La, which has grown as a sustainable brand, initiated the plain khadaks during Gyaltsen’s grandmother’s funeral by distributing them at the funeral procession. “I didn’t want to promote my project, but more to spread awareness on why we should be using perishable khadaks. No part of the world uses more polyester khadaks than us in the Himalayas.” 

Polyester khadaks and Lungtas (prayer flags) have a sound market in Kalimpong, where people from Sikkim go to buy in bulk. If one were to find the ancient silk khadaks, they would be charged as high as Rs 2,000 for one metre of silk. Moonga silk as used commonly across the country would also be expensive. 

Even the plain white khadaks are bleached to make them white. However, Gyaltsen’s khadaks, made of cotton, have no chemicals, are not bleached and have an off-white shade. Gyaltsen has refrained from copyrighting the cotton khadaks as he believes in promoting the sustainable way of offering khadaks over adding value to his product. Even the Directorate of Handloom and Handicrafts in Sikkim has started producing cotton khadaks keeping it specific for government machinery and VIPs. 

Gyaltsen is also a believer that eco-friendly is an attitude, a system, rather than being definitive of a fabric or material or even a product.
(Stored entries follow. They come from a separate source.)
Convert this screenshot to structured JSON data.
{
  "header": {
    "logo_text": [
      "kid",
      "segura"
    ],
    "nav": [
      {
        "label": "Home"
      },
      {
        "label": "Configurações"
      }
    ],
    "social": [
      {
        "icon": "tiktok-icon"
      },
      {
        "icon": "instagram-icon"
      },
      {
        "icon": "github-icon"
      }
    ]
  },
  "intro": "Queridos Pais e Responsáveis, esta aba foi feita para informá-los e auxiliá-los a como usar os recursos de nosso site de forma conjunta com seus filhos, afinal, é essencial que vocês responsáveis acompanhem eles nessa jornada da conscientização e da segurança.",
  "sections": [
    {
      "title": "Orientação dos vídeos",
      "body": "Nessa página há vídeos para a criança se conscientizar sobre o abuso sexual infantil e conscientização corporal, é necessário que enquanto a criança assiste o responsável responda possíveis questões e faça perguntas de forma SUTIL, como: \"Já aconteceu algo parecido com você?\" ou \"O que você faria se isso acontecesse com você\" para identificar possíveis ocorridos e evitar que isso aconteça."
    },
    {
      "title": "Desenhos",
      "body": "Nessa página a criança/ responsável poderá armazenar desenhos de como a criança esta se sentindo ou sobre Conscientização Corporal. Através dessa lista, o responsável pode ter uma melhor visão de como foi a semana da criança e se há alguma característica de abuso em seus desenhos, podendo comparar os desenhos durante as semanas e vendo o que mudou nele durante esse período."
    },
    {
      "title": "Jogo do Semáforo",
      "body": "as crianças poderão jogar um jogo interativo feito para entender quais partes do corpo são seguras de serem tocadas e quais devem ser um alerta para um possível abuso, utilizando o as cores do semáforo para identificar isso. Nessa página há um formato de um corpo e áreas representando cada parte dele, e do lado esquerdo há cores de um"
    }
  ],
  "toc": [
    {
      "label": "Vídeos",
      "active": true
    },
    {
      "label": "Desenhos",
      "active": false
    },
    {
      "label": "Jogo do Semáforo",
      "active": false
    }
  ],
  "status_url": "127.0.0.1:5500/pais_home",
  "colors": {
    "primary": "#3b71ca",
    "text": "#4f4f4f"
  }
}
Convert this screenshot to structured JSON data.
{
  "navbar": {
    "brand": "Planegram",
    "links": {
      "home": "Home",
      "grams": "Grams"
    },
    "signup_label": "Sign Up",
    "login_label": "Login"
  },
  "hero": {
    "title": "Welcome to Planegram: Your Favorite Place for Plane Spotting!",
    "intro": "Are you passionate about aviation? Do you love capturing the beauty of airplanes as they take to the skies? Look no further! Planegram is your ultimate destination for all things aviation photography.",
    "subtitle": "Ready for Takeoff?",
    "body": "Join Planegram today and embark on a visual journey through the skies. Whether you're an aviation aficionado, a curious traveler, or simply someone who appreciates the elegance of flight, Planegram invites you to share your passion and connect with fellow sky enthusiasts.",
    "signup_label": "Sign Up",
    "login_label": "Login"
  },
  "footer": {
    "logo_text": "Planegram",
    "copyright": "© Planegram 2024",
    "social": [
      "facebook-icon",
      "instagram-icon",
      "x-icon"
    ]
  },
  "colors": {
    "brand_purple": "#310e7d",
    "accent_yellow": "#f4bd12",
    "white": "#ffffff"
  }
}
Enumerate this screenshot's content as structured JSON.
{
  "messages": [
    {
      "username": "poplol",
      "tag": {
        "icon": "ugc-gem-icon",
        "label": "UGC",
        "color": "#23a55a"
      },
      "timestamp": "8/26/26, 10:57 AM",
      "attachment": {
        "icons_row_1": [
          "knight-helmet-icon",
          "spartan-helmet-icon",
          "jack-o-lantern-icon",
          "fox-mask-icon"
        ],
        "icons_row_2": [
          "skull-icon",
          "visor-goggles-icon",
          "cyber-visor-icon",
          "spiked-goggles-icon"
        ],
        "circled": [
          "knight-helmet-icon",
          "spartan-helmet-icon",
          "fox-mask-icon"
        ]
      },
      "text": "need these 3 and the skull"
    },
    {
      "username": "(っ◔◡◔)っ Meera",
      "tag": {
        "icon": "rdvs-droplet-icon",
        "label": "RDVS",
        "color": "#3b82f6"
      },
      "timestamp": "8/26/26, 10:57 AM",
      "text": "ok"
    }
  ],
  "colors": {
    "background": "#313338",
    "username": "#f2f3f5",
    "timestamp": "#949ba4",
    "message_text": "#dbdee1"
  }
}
He shared how recently, at a stall in MG Marg during one of the fests, the tourists flocked the stall convinced about getting “Cotton scarves for Rs 50 without even knowing the purpose of khadaks. If the tourism department markets the khadaks, we feel there is huge potential for its growth as part of a sustainable Himalayan economy. It will help in the reduction of polyester bags,” he said.  

Former bureaucrat and sustainability practitioner Ganden Lachungpa from Sikkim was one of the first to review the product. “The cotton khada that I found recently has been a more-than-twenty-year itch, and I felt like buying the whole lot with a vengeance. Because of its non-availability, I couldn’t participate in the many occasions that had come and gone. And offering the synthetic ones just does not appeal to me,” he said.  

He further added on his social media, “The cotton khada is biodegradable, natural, non-poisonous, eco-friendly and soft and it is now available right here in Gangtok! The sales person at the counter assured me that it will be made available everywhere else across the Himalayan belt in the near future too. They are available in the vegetable dye, traditional prints and plain and also in embroidered forms. This is refreshing as I can now proudly flash and trail out my cotton khada and attend and participate in fun occasions’.”

Lachungpa shared, “The synthetic khada—plasticky and non-decaying eyesore—is even more toxic when they eventually get burnt and emit polychlorinated biphenyls, fluoranthene, dioxins etc. Research findings on emissions from burnt synthetics show even more scary and toxic effects. Simply put, the emission is just not good for you nor your neighbours or animals. An article was written more than twenty years ago in a local newspaper on the harmful effects of discarding and burning used/worn out synthetic khada, dhaja, lungta (flags) etc and also on the potential of cotton khada-making as a business venture. This feels like my twenty-odd years dream for cotton khada is finally fulfilled.”